Bea materai Rp 10 ribu baru mulai beredar pada 28 Januari 2020. Meski belum genap dua bulan, Polda Metro Jaya sudah menemukan bea materi Rp 10 ribu palsu yang dilakukan oleh sejumlah oknum.
Direktur Pelayanan, Penyuluhan dan Hubungan Masyarakat Ditjen Pajak Kemenkeu Neilmaldrin Noor mengingatkan agar masyarakat bisa selalu memastikan keaslian dari meterai yang dibeli. "Apabila masyarakat menemukan penjualan meterai di bawah harga nominal yang tertera hampir bisa dipastikan bahwa meterai itu palsu," ujarnya dalam Konferensi Pers Pengungkapan Meterai Tempel Palsu, Rabu (17/3).
Jika masyarakat menyadari bea meterai yang digunakan palsu setelah transaksi, menurut Neilmaldrin, pemerintah dapat menggantikannya dengan meterai yang sah. Ini sesuai dengan Undang-Undang Bea Meterai terbaru Nomor 10 tahun 2020. "Dapat kami ganti dengan materai yang sah apabila ada yang mengetahui dan bisa membedakan setelah ada transaksi atau penandatanganan," kata Neilmaldrin d
Ketentuan tersebut diatur dalam Bab VI UU 10/2020 tentang pemateraian kemudian. Dalam pasal 17 beleid itu, pemeteraian dilakukan untuk dokumen yang bea meterainya tidak atau kurang dibayar dan/atau digunakan sebagai alat bukti pengadilan.
Direktur Operasi Percetakan Uang Republik Indonesia Saiful Bahri mengatakan, terdapat tiga indikator untuk membedakan meterai asli dengan yang palsu. "Pendekatan itu yakni dilihat, diraba, dan digoyang," kata Saiful dalam kesempatan yang sama.
Pertama, dilihat sisi perforasi atau lubang kecil yang ada di sebelah kiri meterai.

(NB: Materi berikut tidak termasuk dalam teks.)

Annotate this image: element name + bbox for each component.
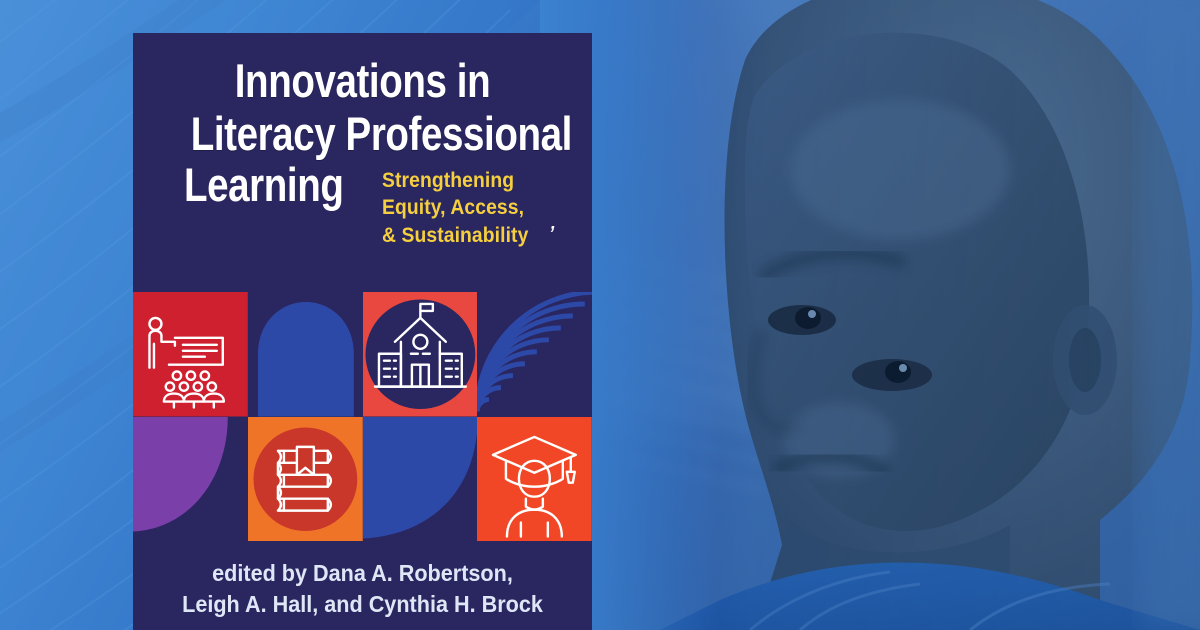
- grid-cell-books: [248, 417, 363, 542]
- book-authors: edited by Dana A. Robertson, Leigh A. Ha…: [147, 558, 578, 620]
- graduate-student-icon: [477, 417, 592, 542]
- book-cover: Innovations in Literacy Professional Lea…: [133, 33, 592, 630]
- book-title: Innovations in Literacy Professional: [191, 57, 535, 157]
- cover-icon-grid: [133, 292, 592, 541]
- grid-cell-graduate: [477, 417, 592, 542]
- school-building-icon: [363, 292, 478, 417]
- grid-cell-blue-arch: [248, 292, 363, 417]
- author-line-1: edited by Dana A. Robertson,: [147, 558, 578, 589]
- grid-cell-purple: [133, 417, 248, 542]
- blue-quarter-circle-shape: [363, 417, 478, 542]
- subtitle-line-2: Equity, Access,: [382, 194, 528, 221]
- title-line-1: Innovations in: [191, 57, 535, 104]
- cover-text-block: Innovations in Literacy Professional Lea…: [133, 33, 592, 249]
- book-subtitle: Strengthening Equity, Access, & Sustaina…: [382, 167, 528, 249]
- subtitle-line-3: & Sustainability: [382, 222, 528, 249]
- grid-cell-blue-quarter: [363, 417, 478, 542]
- subtitle-apostrophe-mark: ’: [549, 221, 554, 247]
- student-portrait-photo: [540, 0, 1200, 630]
- author-line-2: Leigh A. Hall, and Cynthia H. Brock: [147, 589, 578, 620]
- subtitle-line-1: Strengthening: [382, 167, 528, 194]
- stacked-books-icon: [248, 417, 363, 542]
- promo-banner: Innovations in Literacy Professional Lea…: [0, 0, 1200, 630]
- concentric-arcs-shape: [477, 292, 592, 417]
- grid-cell-arcs: [477, 292, 592, 417]
- grid-cell-teacher: [133, 292, 248, 417]
- title-subtitle-row: Learning Strengthening Equity, Access, &…: [153, 161, 572, 249]
- title-line-3: Learning: [184, 161, 343, 208]
- title-line-2: Literacy Professional: [191, 110, 535, 157]
- teacher-classroom-icon: [133, 292, 248, 417]
- grid-cell-school: [363, 292, 478, 417]
- purple-quarter-circle-shape: [133, 417, 248, 542]
- blue-arch-shape: [248, 292, 363, 417]
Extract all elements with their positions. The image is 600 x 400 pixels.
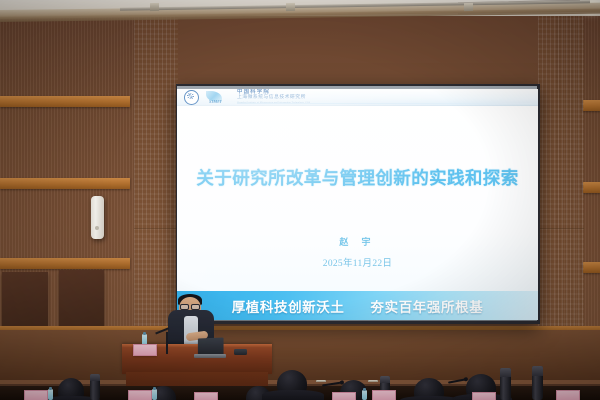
banner-slogan-right: 夯实百年强所根基 <box>371 296 484 316</box>
thermos-flask <box>532 366 543 400</box>
simit-wordmark: SIMIT <box>209 99 222 104</box>
laptop <box>198 337 224 355</box>
thermos-flask <box>500 368 511 400</box>
slide-header-bar: SIMIT 中国科学院 上海微系统与信息技术研究所 Shanghai Insti… <box>177 89 538 106</box>
wall-trim-band <box>583 262 600 273</box>
slide-footer-banner: 厚植科技创新沃土 夯实百年强所根基 <box>177 291 538 320</box>
wall-trim-band <box>0 96 130 107</box>
audience-shoulders <box>262 390 324 400</box>
acoustic-panel <box>59 270 104 332</box>
name-card <box>24 390 48 400</box>
name-card <box>372 390 396 400</box>
presentation-slide[interactable]: SIMIT 中国科学院 上海微系统与信息技术研究所 Shanghai Insti… <box>177 89 538 320</box>
water-bottle <box>152 389 157 400</box>
slide-author: 赵 宇 <box>177 235 538 248</box>
name-card <box>332 392 356 400</box>
rail-clip <box>150 3 159 11</box>
name-card <box>556 390 580 400</box>
name-card <box>128 390 152 400</box>
wall-trim-band <box>0 178 130 189</box>
institute-cn-line2: 上海微系统与信息技术研究所 <box>237 96 310 101</box>
podium-microphone-stand <box>166 332 168 354</box>
laptop-base <box>194 354 226 358</box>
water-bottle <box>48 389 53 400</box>
name-card <box>472 392 496 400</box>
name-card <box>133 344 157 356</box>
wall-trim-band <box>0 258 130 269</box>
rail-clip <box>286 3 295 11</box>
wall-speaker <box>91 196 104 239</box>
rail-clip <box>464 3 473 11</box>
slide-title: 关于研究所改革与管理创新的实践和探索 <box>177 165 538 190</box>
header-divider <box>237 103 532 104</box>
water-bottle <box>362 390 367 400</box>
name-card <box>194 392 218 400</box>
mobile-phone <box>234 349 247 355</box>
wall-trim-band <box>583 100 600 111</box>
cas-emblem-icon <box>184 90 199 105</box>
conference-hall-photo: SIMIT 中国科学院 上海微系统与信息技术研究所 Shanghai Insti… <box>0 0 600 400</box>
banner-slogan-left: 厚植科技创新沃土 <box>232 296 345 316</box>
wall-trim-band <box>583 182 600 193</box>
acoustic-panel <box>2 272 48 334</box>
thermos-flask <box>90 374 100 400</box>
glasses-icon <box>180 304 200 308</box>
audience-shoulders <box>400 396 460 400</box>
simit-wave-icon: SIMIT <box>205 91 231 104</box>
slide-date: 2025年11月22日 <box>177 255 538 269</box>
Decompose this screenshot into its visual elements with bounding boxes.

Terdapat tiga bentuk umum lubang kecil pada meterai yang asli yakni oval, bulat, dan bintang.
Menurut dia, perforasi pada meterai tidak mungkin bisa dipalsukan. "Ini karena teknologi perforasi cukup spesifik dan tidak ada yang punya di Indonesia," ujar dia.
Kedua, diraba nominal angka yang terletak pada meterai. Nominal Rp 6 ribu maupun Rp 10 ribu pada meterai yang asli akan kasar jika diraba.
Hal tersebut karena teknologi cetak meterai khusus yang hanya boleh dimiliki oleh Peruri. Tetapi, jika nominal pada meterai terlihat dan sudah diraba tidak kasar, meterai tersebut dicetak hanya menggunakan mesin cetak biasa.
Ketiga, digoyang meterainya untuk mengetahui perubahan warna. "Kalau yang palsu sepintas memang warnanya mirip tetapi jika digoyang biasanya tidak terjadi perubahan warna karena teknologinya berbeda," katanya.
Selain itu, Saiful menuturkan bahwa ornamen-ornamen yang ada dalam meterai harus diperhatikan secara rinci. Ini karena tidak semua meterai palsu menyertakan ornamen meterai yang lengkap seperti lambang Garuda Pancasila, logo Kemenkeu, dan Ditjen Pajak.
Pemerintah memperkenalkan meterai tempel baru Rp 10 ribu pada akhir Januari 2021 sebagai pengganti meterai tempel lama desain 2014. Meterai tersebut sudah dapat diperoleh masyarakat di Kantor Pos seluruh Indonesia.
“Meterai tempel baru ini memiliki ciri umum dan ciri khusus yang perlu diketahui oleh masyarakat,” ujar Direktur Penyuluhan, Pelayanan, dan Hubungan Masyarakat Direktorat Jenderal Pajak Kementerian Keuangan Hestu Yoga Saksama dalam keterangan resminya, Jakarta, Kamis (28/1).
Ciri umum tersebut, di antaranya terdapat gambar lambang negara Garuda Pancasila, angka Rp 10 ribu, dan tulisan “Sepuluh Ribu Rupiah” yang menunjukkan tarif bea meterai, teks mikro modulasi “Indonesia”, blok ornamen khas Indonesia, dan seterusnya.
Sedangkan ciri khususnya adalah warna meterai didominasi merah muda, serat berwarna merah dan kuning yang tampak pada kertas, dan garis hologram sekuriti berbentuk persegi panjang yang memuat gambar lambang negara Garuda Pancasila. Selain itu, terdapat pula gambar bintang, logo Kemenkeu, serta tulisan “DJP", dan sebagainya.